Despite higher inflation, consumer resilience has held. Nominal spending increased 0.5% month‑over‑month in April, after a 1% rise in March. Adjusted for inflation, the April gain was modest—about 0.1% month‑over‑month—but still positive. Persistent inflation is eroding purchasing power, causing real disposable income to fall for a third straight month. With the savings rate at a four‑year low, households have limited cushion for spending.
A recent Conference Board survey indicates softer spending intentions ahead. Fewer households intend to buy big‑ticket items, and two‑thirds of consumers plan to cut overall spending because of rising prices.
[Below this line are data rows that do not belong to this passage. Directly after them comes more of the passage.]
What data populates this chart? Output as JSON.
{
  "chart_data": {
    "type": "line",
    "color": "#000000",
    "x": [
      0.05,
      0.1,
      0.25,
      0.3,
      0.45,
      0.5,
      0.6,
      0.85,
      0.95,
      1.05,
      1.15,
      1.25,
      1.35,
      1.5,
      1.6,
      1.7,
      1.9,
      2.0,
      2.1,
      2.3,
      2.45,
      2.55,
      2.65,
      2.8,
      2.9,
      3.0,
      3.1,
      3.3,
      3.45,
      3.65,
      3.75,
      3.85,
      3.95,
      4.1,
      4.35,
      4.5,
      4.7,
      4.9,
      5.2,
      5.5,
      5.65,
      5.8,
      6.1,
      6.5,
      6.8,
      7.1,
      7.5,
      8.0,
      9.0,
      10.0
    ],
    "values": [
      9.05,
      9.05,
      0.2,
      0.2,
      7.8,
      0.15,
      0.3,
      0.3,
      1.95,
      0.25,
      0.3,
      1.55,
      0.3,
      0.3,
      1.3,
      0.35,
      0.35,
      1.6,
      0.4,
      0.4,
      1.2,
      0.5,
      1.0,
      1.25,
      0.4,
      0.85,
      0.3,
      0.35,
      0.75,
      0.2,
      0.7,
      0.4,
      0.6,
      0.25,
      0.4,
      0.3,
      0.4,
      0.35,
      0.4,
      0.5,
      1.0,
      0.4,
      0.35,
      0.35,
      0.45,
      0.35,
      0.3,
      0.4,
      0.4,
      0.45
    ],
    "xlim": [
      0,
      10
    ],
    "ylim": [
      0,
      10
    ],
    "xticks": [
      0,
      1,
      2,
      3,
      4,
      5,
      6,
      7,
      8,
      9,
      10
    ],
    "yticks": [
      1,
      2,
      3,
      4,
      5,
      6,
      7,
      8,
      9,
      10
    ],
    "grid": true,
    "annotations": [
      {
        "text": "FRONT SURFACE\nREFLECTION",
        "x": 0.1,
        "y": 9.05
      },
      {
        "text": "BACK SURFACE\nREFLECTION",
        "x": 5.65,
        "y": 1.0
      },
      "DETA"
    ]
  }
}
Although post‑pandemic survey metrics have been less reliable, the signal cannot be dismissed. The energy shock has further pressured affordability for lower‑ and middle‑income households, who have not enjoyed the same home‑price and equity gains seen in previous years.
Affordability pressures are likely to intensify if the energy shock persists. A growing chorus of Fed officials is becoming more hawkish as inflation remains elevated. Board member Lisa Cook warned that if disinflation does not resume soon, she is “prepared to raise rates.” Fed President Kashkari reiterated that combating inflation remains the priority, given the labor market’s improving shape. Consequently, next week’s employment data may take a backseat to the May CPI release scheduled for June 10. Fed futures now price a 60% probability of a rate hike by year‑end, though a hotter inflation reading could shift expectations forward.